The Song of Spain - Canción Clásica de España

 The Song of Spain

The sounds of guitars, castanets, stamping feet, clapping hands and melodic turns are the most familiar aspects of Spanish music to visitors and holidaymakers. Striking melodies, indigenous rhythms and dances have picturesque qualities, which have inspired many non-Spanish composers, particularly
Bizet, who composed “Carmen” without ever setting foot in Spain!

Yet Spain has as many musical styles as it does regions. All its songs have strong rhythmic structures, but the modes, rhythms, cadences and ornamental figures of each region are distinct. However, there is a North-South divide in almost a straight line from Alcantara to Valencia. This line follows the fall of the Caliph of Cordoba and the invasions by the Moors in C11th to C13th. 
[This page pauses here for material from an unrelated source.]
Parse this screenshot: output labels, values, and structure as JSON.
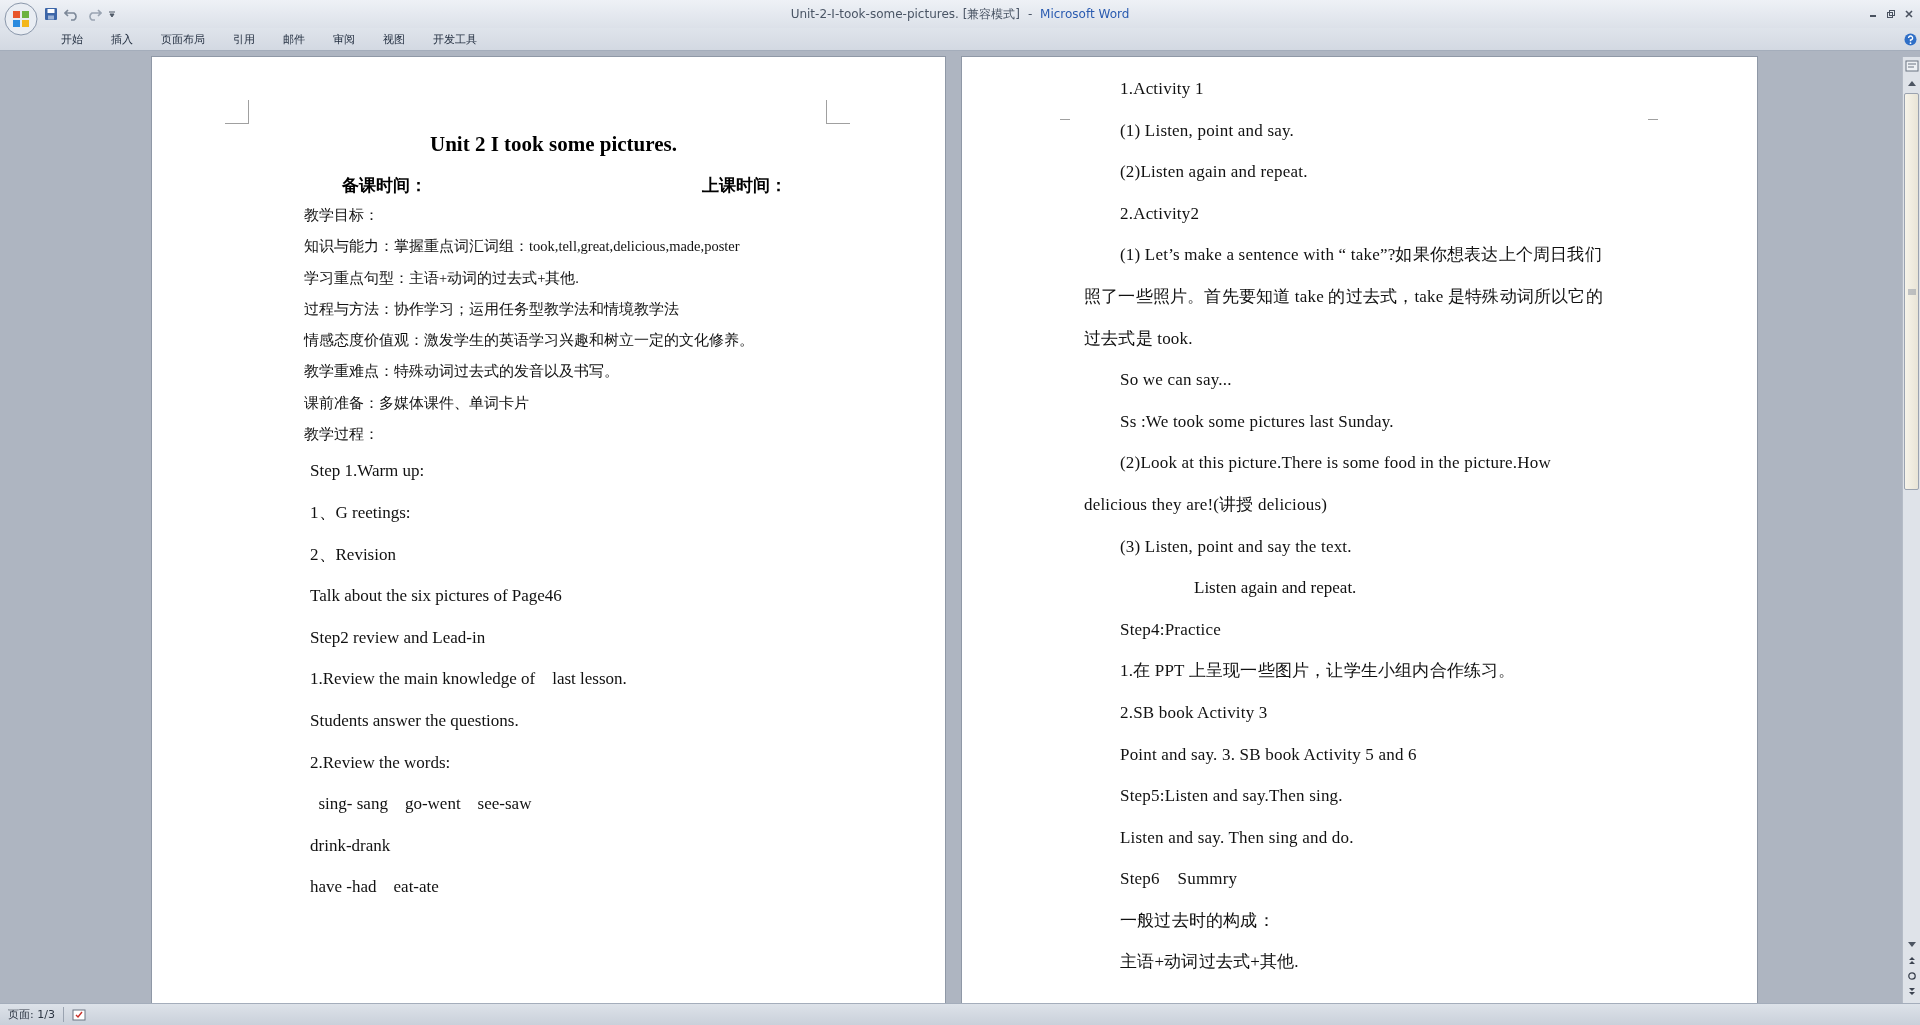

The music of the North is quasi European despite its obvious turns and modal eccentricities, which clearly lend it an exotic character. Essentially its music is mono-rhythmic, happy and lively with a strong dance element. Southern music is more of an oriental art form, dreamy, melancholic and passionate, polyrhythmic in character with the overlay of many rhythms and cross-rhythms in song and accompaniment.

Flamenco, with its vivid rhythms and melodic melismas, its bittersweet songs, the sound of heel and toe and the ecstatic swirl of the dance, is the most internationally famous Spanish music. Its roots can be traced back to the gypsies who migrated from India to Spain. Its Arab influences come from the horse traders, blacksmiths, field workers, olive and mulberry pickers, the silk-making industry, and the Morisco labourers. The muleteer’s songs, shearing songs and prisoners’ laments are a particular theme of the “cante jondo”: the deep song of Andalusia.

Cante jondo began in the forges of Andalusia, from the heat of the fire and the rhythm of the blacksmith’s hammer. The songs are rarely narrative or descriptive and are usually expressing the poet’s mood and emotions. Many have long guitar preludes and the singer begins with a long wail “Ay!” Their hypnotic charm and the exhibitionist skills of the singers are like bullfights with individual flourishes. The melodies are rich in Arabic ornamentations, usually improvised, which cannot really be transcribed to European intervals on a scale. At specific moments suggested by the text or emotion, the singers slide through gradations, insisting on individual notes, encouraged by others clapping and shouting Olé. It is vocal inflexion rather than ornamentation, similar to Byzantine undertone chanting, with allusions to the tragedy of life and giving a sense of the hot sun on parched earth and a sea breeze.

Many of Spain’s composers, writers and poets were inspired by the half-singing, half-spoken storytelling, street cries and songs, town criers, watchmen, vendors and hawkers that are still familiar in Spain. This is most evident in the work of the poet and playwright Federico García Lorca, who became fascinated by flamenco after visiting Pollinario’s tavern in the Alhambra Palace. Lorca wrote lyrics for the singer Pastora Javon and was inspired to write his famous talk on the “duende” or spirit, that Lorca described as the hidden spirit of a disconsolate Spain.

Manuel de Falla was so influenced by the songs of the gypsies of the Albaicin in Granada, that in 1922 he organised a Cante Jondo competition. He stated that “preference would be given to those whose style was adjusted to the old practises of classic cantaores avoiding abusive flourishes and restoring to cante jondo that admirable sobriety which constituted one of its greatest beauties". For the same reason he also told them that "all modernised songs were eliminated however eminent the vocal qualities of the competitor. Avoidance of all imitation of theatrical or concert style is essential to the quality of pure Andalusian song; the performer is a cantaor not a singer. It should not dishearten a cantaor/a to be accused of singing certain notes out of tune; such notes are not necessarily out of tune to the true connoisseur of Andalusian song. A wide vocal range is unnecessary to cante jondo - it may even prejudice the pure style of it!” 
A 68-year-old amateur won the considerable first prize of 12,000 pesetas. He had walked for 3 days from Cordoba to Granada and was robbed of his prize on his way home.